Tuesday, May 6, 2008

Employment Accidents -- An Overview

Three Department of Labor (DOL) agencies have responsibility for the administration and enforcement of the laws enacted to protect the safety and health of workers. These are the Occupational Safety and Health (OSH) Act, the Mine Safety and Health Administration (MSHA) and the Fair Labor Standards Act (FLSA), which contains rules concerning the employment of workers under the age of 18. Almost every state has a workers' compensation department, the benefits under which vary from state to state (here is Pennsylvania's Workers' Compensation Bureau).

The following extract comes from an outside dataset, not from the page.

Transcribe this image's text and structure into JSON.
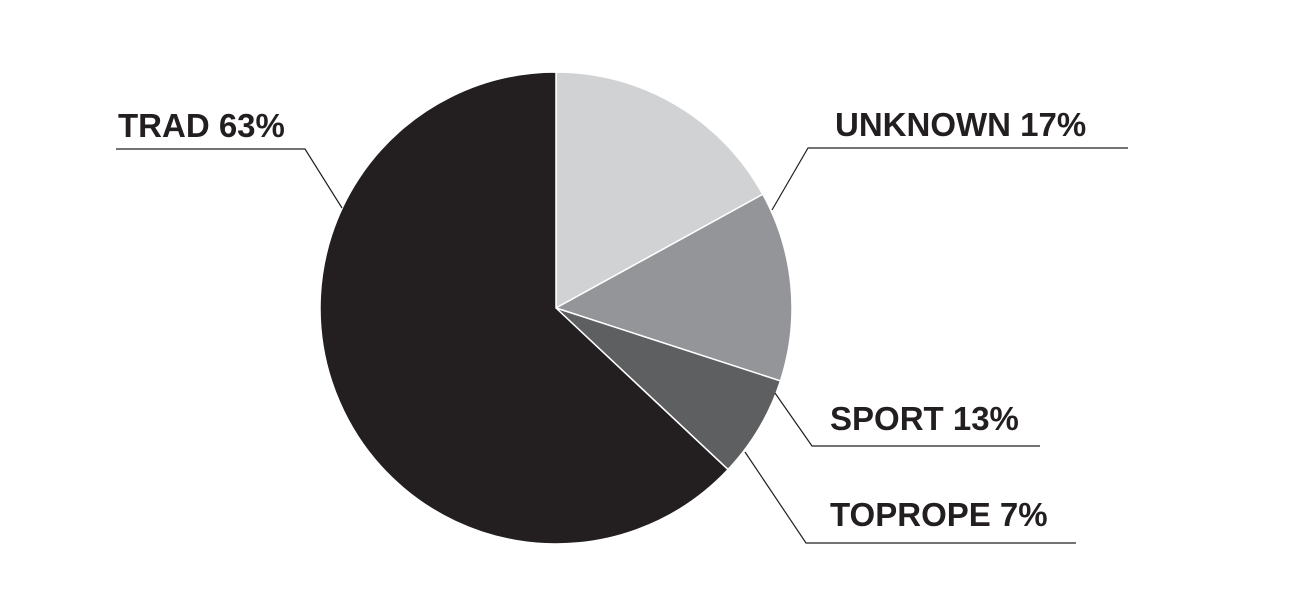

OSHA or OSHA-approved systems regulate safety and health conditions in most private industries. Nearly every employee comes under OSHA's jurisdiction. There are some exceptions such as miners, some transportation workers, many public employees, and the self-employed. In addition to the requirements to comply with the regulations and safety and health standards contained in the OSH Act, employers subject to the Act have a general duty to provide work and a workplace free from recognized, serious hazards.According to the Act, every employer shall furnish to every employee a place of employment that is free from recognized hazards that are causing or are likely to cause death or serious physical harm to employees. In addition, employers shall comply with occupational safety and health standards that are included in the Act.

The Department of Labor has an Employment Standards Administration division (ESA) whose mission is to enhance the welfare and protect the rights of workers. As an enforcement and benefit delivery agency, the ESA is composed of four major programs one of which is responsible for workers' compensation, the Office of Workers' Compensation Programs.

Workers who are injured while on the job, who have been injured in association with their job or who have safety or health issues directly related to their job may be covered under workers' compensation. Workers' compensation is a system of laws outlining specific benefits to which an injured employee is entitled, including lost wages and medical expenses. In other words, it is an important safety net for employees when they are injured while on the job or because of a job. The specific issues associated with each case must be explored to determine the benefits an employee may be entitled to receive. In addition, depending upon the type of accident and injury, the worker may also be able to file a personal injury suit against one or more of the contractors involved, which does not affect workers' compensation claims or benefits.